For purposes of the opinions expressed herein, we assume for purposes of this opinion that the each of the other parties to the Indenture (other than the Companies) is duly organised, validly existing and in good standing under the laws of its jurisdiction of organisation; that each such party is duly qualified to engage in the activities contemplated by the Indenture; that the Indenture has been duly authorised, executed and delivered by each such party and constitutes the legally valid, binding and enforceable obligation of each such party enforceable against each such party in accordance with its terms; that the Trustee is in compliance, generally and with respect to acting as a trustee under the Indenture, with all applicable laws and regulations; and that the Trustee has the requisite organisational and legal power and authority to perform its obligations under the Indenture.

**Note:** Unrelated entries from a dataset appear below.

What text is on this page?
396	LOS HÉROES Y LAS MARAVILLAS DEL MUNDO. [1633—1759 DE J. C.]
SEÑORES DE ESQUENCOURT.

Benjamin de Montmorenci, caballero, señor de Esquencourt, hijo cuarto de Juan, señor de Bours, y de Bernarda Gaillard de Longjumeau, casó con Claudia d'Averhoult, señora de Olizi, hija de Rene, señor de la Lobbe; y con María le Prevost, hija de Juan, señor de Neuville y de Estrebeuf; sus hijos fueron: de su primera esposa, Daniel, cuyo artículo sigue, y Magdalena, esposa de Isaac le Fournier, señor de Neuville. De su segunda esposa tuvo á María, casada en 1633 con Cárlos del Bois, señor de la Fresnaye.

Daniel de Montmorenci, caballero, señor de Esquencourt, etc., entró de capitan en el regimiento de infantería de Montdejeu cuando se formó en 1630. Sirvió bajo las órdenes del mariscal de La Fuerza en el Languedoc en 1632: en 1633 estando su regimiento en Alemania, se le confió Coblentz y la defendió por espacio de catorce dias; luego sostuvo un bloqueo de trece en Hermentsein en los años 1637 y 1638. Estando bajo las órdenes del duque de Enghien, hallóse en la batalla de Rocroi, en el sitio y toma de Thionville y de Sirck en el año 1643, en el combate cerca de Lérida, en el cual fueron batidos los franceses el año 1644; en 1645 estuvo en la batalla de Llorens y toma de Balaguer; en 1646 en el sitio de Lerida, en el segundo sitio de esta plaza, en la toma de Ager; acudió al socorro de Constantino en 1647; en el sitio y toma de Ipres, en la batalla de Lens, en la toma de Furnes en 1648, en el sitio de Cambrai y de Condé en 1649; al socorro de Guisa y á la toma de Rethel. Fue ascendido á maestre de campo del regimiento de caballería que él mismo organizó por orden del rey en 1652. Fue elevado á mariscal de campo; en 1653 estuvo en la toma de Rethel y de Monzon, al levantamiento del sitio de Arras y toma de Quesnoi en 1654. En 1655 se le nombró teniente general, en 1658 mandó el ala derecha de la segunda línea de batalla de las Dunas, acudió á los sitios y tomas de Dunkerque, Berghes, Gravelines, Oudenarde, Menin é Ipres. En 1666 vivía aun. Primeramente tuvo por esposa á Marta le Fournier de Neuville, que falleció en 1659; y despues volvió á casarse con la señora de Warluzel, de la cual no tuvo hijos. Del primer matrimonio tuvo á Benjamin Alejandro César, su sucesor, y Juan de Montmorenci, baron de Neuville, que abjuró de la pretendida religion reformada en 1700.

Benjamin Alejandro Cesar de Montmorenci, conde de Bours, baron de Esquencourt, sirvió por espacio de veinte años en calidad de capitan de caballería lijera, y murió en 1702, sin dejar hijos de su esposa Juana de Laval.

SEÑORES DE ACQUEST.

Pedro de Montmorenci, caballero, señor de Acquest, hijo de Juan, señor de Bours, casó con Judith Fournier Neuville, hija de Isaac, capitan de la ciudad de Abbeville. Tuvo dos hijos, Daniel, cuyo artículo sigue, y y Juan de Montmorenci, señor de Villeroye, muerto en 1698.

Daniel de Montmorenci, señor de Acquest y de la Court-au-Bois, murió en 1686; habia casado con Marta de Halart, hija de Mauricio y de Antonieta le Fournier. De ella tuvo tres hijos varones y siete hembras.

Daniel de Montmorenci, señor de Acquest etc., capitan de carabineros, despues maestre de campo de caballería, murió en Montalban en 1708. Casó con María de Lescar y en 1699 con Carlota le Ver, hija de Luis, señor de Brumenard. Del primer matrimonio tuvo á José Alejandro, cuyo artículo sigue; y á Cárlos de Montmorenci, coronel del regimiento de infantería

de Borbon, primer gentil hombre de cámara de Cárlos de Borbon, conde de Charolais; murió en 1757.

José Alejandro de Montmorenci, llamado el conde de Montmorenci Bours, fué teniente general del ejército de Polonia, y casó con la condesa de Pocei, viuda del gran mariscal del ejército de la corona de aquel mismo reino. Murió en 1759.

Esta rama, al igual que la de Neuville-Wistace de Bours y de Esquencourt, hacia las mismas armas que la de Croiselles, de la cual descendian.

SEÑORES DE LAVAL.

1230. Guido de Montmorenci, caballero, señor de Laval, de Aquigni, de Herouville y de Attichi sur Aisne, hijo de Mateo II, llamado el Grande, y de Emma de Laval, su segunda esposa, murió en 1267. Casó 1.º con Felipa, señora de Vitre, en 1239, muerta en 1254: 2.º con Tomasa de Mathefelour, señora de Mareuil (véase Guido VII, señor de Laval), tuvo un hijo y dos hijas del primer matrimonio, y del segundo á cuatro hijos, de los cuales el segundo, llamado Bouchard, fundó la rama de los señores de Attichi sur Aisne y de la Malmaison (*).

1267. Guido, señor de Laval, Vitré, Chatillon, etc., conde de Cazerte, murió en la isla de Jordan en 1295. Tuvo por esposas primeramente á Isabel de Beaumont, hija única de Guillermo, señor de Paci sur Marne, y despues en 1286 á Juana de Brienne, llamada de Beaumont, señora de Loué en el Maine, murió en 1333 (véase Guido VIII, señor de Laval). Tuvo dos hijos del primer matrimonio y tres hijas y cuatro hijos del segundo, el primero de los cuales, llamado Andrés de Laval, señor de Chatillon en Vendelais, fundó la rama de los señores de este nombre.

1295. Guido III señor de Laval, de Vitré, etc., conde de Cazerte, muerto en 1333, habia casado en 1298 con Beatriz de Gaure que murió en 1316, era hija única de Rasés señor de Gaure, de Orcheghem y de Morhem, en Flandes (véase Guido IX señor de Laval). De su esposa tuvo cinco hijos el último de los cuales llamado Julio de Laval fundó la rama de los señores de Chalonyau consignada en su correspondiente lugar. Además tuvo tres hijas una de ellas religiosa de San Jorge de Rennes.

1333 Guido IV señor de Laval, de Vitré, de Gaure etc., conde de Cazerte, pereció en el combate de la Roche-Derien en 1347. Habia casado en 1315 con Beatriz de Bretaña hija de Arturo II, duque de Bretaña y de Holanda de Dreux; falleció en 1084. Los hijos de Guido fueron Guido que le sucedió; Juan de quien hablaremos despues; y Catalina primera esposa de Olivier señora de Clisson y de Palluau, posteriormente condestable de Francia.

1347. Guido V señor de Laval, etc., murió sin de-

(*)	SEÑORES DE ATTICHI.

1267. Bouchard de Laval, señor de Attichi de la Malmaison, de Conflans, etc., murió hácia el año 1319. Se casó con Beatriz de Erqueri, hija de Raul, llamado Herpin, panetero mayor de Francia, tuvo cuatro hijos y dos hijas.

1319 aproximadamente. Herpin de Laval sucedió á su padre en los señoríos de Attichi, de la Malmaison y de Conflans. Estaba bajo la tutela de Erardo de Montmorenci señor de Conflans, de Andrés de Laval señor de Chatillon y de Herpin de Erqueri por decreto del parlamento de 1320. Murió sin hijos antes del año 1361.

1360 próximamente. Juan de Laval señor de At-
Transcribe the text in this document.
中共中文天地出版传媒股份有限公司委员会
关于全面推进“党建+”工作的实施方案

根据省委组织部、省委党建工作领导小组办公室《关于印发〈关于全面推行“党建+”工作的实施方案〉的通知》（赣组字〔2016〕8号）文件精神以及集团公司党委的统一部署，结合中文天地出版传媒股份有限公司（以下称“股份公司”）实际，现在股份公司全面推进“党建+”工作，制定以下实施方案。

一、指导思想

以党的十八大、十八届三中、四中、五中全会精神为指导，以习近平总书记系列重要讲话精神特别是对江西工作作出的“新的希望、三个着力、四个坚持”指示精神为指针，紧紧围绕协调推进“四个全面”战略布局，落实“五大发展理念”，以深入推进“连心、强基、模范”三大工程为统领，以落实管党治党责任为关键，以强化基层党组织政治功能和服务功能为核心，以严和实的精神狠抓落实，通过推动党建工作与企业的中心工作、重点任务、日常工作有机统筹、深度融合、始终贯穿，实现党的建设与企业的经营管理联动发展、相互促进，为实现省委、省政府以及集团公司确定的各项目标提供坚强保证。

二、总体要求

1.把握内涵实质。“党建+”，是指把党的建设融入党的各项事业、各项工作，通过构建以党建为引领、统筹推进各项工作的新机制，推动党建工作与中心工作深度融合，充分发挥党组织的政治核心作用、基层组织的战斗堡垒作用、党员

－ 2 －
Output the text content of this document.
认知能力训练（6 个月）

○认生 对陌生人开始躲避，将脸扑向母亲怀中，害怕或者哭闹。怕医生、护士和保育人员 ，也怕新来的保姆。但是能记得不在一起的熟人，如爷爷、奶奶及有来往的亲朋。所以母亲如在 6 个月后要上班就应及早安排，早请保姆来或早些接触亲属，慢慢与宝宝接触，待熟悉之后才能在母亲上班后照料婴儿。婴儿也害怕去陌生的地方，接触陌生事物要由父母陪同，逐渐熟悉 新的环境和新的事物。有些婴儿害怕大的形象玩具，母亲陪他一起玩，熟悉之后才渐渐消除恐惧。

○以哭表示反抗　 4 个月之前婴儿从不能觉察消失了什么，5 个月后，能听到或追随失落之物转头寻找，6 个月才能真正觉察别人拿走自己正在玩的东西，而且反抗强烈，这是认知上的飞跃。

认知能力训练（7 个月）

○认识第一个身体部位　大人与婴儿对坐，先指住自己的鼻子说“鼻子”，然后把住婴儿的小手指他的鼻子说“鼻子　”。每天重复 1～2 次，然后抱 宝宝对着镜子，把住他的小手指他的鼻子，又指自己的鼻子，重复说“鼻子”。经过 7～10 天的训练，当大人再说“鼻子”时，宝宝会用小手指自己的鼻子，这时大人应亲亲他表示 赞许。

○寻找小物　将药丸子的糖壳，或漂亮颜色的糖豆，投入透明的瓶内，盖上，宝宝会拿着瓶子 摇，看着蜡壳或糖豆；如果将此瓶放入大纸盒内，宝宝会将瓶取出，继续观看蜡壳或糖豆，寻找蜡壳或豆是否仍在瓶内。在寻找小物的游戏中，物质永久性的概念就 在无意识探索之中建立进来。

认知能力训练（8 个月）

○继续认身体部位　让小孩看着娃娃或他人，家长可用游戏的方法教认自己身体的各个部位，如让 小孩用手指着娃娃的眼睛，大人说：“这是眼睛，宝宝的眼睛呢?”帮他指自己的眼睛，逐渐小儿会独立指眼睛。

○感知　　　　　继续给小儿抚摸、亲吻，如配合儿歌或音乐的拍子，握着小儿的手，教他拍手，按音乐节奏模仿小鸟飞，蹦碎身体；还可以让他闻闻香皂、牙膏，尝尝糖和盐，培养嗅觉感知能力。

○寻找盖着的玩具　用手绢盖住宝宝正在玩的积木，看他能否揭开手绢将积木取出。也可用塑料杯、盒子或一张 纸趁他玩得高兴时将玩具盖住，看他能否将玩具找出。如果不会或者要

The opinions expressed herein are limited to the laws of the British Virgin Islands. The opinions expressed herein are limited to the matters stated herein, and no opinion is implied or may be inferred beyond the matters expressly stated herein. The opinions expressed herein are given as of the date of effectiveness of the Registration Statement, and we undertake no obligation to supplement this letter if any applicable laws change after that date or if we become aware of any facts that might change the opinions expressed herein after that date or for any other reason.

This opinion is made for the benefit of and may be relied upon by the addressees thereof. This opinion also may be relied upon by Latham & Watkins LLP in connection with the issuance of its opinion letter in connection with the Registration Statement, and any


amendments thereto, including any post-effective amendments to be filed by Tomkins, Inc. and Tomkins, LLC with the Securities and Exchange Commission under the Securities Act of 1933, as amended. Moreover, we hereby consent to the filling of this opinion with the U.S Securities Exchange Commission as an exhibit to the Registration Statement and to the reference to this firm under the caption “Legal Matters” in the prospectus which forms a part thereof.